Un pensiero va a quell’elettorato di sinistra che ha votato CinqueStelle e che ora si ritrova ad aver dato il proprio via libera a un possibile governo con la Lega xenofoba e l’appoggio esterno dei nerissimi Fratelli d’Italia. Nel corso delle ultime ore era anche stato ipotizzato che Giorgia Meloni potesse andare a guidare il ministero della Difesa. Ipotesi da far tremare le vene e i polsi, poi per fortuna sfumata. Resta il fatto che Salvini chiede per sé il ministero dell’Interno, promettendo ruspe contro i rom, deportazione di mezzo milione di migranti, giustizia fai da te (chiamata legittima difesa) e molto altro.
Nel frattempo c’è ancora chi accusa il presidente della Repubblica di aver leso i diritti del popolo sovrano, di cui Salvini e Di Maio si sono auto nominati portavoce. Non considerando che del popolo italiano fanno parte non solo coloro che hanno votato Lega (17,4%) e Cinque Stelle (32%) ma anche chi ha votato per altri partiti e chi si è astenuto (che sommati fanno all’incirca il 65% degli aventi diritto). La Costituzione dice all’articolo 1 che il popolo esercita la propria sovranità «nelle forme e nei limiti della Costituzione». Non possiamo far finta di non saperlo.
Parlare di Costituzione significa parlare di uguaglianza, lavoro, libertà, laicità, diritto alla salute, diritto all’istruzione, dignità della persona e di molti altri valori che, torniamo a ripeterlo, sono largamente calpestati nel contratto di governo giallonero.
L’economista Cottarelli di certo non avrebbe rappresentato il nuovo (così non lo rappresentano Tria e Moavero Milanesi). Carlo Cottarelli sarebbe stato un Monti 2.0, pronto a imporre le solite fallimentari ricette neoliberiste e di austerity. Al contempo, il carico di violenza xenofoba della Lega che strizza l’occhio a CasaPound di certo non rappresenta una garanzia democratica, né tanto meno di conquista di diritti da parte dei ceti popolari. Basta pensare alla flat tax che porta vantaggi soprattutto ai più ricchi. Come ben noto, Salvini rappresenta gli interessi degli imprenditori dei distretti industriali, dove la Lega ha fatto il pieno di voti. Nemmeno facendo un totale blackout su tutti i provvedimenti neoliberisti che la Lega ha votato in passato, potrebbe essere scambiato per un paladino del popolo «contro la dittatura dello spread» (ipse dixit).

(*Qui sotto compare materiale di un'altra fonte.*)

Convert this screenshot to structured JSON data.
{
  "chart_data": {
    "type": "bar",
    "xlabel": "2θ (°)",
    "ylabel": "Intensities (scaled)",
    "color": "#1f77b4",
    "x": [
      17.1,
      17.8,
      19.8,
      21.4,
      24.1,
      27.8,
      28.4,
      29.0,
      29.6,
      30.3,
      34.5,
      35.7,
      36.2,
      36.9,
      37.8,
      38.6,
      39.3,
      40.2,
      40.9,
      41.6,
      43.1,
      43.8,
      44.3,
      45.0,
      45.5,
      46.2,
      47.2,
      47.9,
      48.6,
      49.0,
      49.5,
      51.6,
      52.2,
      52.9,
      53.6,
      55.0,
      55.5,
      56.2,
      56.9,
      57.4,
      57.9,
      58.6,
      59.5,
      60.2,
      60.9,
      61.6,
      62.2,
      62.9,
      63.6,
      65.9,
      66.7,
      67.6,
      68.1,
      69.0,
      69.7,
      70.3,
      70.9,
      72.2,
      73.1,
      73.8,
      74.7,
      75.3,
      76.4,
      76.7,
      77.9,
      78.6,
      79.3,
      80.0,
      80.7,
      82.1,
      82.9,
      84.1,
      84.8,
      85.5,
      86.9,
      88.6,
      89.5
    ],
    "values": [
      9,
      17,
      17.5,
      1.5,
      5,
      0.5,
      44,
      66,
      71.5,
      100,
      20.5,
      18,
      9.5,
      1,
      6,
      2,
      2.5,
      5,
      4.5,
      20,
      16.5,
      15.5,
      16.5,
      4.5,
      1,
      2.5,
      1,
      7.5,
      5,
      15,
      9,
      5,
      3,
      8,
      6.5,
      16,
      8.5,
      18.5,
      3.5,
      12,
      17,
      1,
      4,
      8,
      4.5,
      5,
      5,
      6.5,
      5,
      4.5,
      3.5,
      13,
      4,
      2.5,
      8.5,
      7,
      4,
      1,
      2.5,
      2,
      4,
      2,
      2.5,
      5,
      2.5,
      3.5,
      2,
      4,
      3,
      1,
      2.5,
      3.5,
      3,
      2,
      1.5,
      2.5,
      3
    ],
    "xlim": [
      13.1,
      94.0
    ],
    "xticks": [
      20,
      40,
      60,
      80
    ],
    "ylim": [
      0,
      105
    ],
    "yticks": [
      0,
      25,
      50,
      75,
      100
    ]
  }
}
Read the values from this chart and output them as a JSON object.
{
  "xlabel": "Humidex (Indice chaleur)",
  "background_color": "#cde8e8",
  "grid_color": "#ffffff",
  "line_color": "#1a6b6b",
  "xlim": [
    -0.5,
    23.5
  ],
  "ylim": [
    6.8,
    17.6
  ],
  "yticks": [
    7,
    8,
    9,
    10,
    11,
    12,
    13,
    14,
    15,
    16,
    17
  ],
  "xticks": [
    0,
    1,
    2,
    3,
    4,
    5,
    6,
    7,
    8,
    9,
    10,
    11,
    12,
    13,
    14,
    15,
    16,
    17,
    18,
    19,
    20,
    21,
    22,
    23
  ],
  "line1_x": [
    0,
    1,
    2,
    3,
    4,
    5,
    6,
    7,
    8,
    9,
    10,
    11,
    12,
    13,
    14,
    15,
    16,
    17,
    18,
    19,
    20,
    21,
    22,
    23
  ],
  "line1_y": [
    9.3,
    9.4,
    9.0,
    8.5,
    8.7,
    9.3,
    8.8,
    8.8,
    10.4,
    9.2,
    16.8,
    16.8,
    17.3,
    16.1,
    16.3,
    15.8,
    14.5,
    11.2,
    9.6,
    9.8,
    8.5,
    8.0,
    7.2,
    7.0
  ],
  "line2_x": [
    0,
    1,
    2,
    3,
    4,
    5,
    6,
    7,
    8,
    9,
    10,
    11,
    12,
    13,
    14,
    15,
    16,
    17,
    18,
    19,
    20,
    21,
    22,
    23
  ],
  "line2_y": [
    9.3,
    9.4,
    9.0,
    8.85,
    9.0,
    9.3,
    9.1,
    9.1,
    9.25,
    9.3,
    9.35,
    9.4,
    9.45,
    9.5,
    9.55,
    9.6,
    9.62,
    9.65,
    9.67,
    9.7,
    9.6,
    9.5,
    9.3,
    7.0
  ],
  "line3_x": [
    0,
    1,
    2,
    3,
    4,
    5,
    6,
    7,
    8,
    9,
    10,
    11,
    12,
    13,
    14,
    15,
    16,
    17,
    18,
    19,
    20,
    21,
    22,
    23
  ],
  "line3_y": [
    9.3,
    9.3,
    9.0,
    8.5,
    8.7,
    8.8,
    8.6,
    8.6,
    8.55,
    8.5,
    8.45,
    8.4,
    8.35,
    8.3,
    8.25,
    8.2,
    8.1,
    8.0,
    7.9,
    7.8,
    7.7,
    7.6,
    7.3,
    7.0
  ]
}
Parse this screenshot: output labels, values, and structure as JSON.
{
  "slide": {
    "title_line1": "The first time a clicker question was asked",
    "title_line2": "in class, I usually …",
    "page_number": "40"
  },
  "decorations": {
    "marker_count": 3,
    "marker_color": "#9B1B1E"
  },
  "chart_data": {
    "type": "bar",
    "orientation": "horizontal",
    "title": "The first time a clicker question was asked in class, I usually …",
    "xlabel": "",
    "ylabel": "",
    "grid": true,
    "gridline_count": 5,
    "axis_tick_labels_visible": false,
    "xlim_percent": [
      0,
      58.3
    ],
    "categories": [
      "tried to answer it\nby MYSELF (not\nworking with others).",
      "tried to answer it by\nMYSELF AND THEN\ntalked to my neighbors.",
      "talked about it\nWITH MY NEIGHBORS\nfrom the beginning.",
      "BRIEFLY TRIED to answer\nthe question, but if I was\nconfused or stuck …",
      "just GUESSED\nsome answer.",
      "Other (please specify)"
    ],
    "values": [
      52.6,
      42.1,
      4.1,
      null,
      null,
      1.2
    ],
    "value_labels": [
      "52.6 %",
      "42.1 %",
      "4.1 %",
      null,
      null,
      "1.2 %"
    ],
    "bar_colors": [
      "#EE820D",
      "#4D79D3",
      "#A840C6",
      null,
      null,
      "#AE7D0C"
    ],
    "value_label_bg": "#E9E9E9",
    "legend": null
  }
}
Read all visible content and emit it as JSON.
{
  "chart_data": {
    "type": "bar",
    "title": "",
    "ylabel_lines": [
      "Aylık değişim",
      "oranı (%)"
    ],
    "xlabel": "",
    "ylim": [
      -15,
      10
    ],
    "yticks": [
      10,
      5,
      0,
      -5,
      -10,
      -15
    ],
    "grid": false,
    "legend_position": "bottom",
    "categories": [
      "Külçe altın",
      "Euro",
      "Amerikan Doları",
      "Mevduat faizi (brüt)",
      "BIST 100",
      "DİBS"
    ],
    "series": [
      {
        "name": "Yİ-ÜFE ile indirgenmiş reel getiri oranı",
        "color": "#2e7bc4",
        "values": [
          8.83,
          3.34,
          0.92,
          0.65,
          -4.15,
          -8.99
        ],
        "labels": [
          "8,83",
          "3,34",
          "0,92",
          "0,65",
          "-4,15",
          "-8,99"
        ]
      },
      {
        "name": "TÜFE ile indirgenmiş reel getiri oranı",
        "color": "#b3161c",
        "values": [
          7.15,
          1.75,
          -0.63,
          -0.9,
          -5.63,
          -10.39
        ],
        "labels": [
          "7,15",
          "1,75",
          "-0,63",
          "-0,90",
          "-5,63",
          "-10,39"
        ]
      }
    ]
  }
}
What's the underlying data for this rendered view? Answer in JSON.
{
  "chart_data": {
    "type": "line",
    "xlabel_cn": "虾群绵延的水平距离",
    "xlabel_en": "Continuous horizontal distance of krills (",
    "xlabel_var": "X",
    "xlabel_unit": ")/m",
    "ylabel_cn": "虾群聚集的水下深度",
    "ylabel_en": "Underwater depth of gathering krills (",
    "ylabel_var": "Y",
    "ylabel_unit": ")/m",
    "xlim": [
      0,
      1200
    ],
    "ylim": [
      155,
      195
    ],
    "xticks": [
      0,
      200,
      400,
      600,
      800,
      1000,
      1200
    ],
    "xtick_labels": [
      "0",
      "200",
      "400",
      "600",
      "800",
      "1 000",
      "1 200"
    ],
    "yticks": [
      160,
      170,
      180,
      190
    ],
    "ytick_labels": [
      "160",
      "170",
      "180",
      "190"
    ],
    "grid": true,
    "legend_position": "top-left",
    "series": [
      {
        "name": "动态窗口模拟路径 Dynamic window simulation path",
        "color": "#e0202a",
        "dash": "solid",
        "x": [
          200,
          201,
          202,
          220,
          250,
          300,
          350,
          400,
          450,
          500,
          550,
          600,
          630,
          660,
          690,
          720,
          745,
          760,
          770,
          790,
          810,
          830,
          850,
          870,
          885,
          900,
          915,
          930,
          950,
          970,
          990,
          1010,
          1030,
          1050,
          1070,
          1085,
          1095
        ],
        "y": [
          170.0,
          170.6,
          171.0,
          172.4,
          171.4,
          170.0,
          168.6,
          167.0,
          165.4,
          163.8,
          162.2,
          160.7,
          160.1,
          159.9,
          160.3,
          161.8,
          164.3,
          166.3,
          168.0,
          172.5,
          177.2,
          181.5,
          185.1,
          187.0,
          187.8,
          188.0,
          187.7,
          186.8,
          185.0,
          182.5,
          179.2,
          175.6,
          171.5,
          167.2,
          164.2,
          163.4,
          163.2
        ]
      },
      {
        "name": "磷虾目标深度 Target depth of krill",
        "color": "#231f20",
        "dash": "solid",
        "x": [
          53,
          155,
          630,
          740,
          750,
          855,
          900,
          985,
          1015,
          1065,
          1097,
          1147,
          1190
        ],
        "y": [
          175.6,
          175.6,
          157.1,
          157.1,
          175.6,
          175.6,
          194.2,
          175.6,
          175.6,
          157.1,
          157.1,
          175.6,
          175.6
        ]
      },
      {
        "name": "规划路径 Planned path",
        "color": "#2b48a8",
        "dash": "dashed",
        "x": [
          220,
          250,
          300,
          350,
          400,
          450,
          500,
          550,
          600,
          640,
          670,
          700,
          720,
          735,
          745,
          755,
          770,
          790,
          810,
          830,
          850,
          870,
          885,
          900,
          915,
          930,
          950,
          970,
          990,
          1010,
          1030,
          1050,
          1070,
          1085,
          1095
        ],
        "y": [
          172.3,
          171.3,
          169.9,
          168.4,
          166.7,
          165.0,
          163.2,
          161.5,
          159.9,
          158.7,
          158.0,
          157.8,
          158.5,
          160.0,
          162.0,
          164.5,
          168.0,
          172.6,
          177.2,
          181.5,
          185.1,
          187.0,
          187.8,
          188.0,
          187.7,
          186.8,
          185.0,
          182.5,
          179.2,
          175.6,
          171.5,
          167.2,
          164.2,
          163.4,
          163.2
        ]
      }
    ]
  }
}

Né sovranisti né neoliberisti abbiamo scritto la scorsa settimana, fiutando che la battaglia si sarebbe giocata fra le destre in un braccio di ferro con l’Europa, a discapito della democrazia rappresentativa e costituzionale. L’Unione europea è solo una unione dei mercati quanto mai lontana dall’incarnare i nostri ideali, ma trasformabile, se la sinistra si decidesse a cercare un nuovo internazionalismo e in Italia a rialzare la testa e fare seria opposizione. Che certo non può essere rappresentata in Italia da quel centrosinistra che ha cercato di manomettere la Costituzione con la pessima riforma Renzi-Boschi-Verdini, sonoramente bocciata dal referendum del 4 dicembre 2016.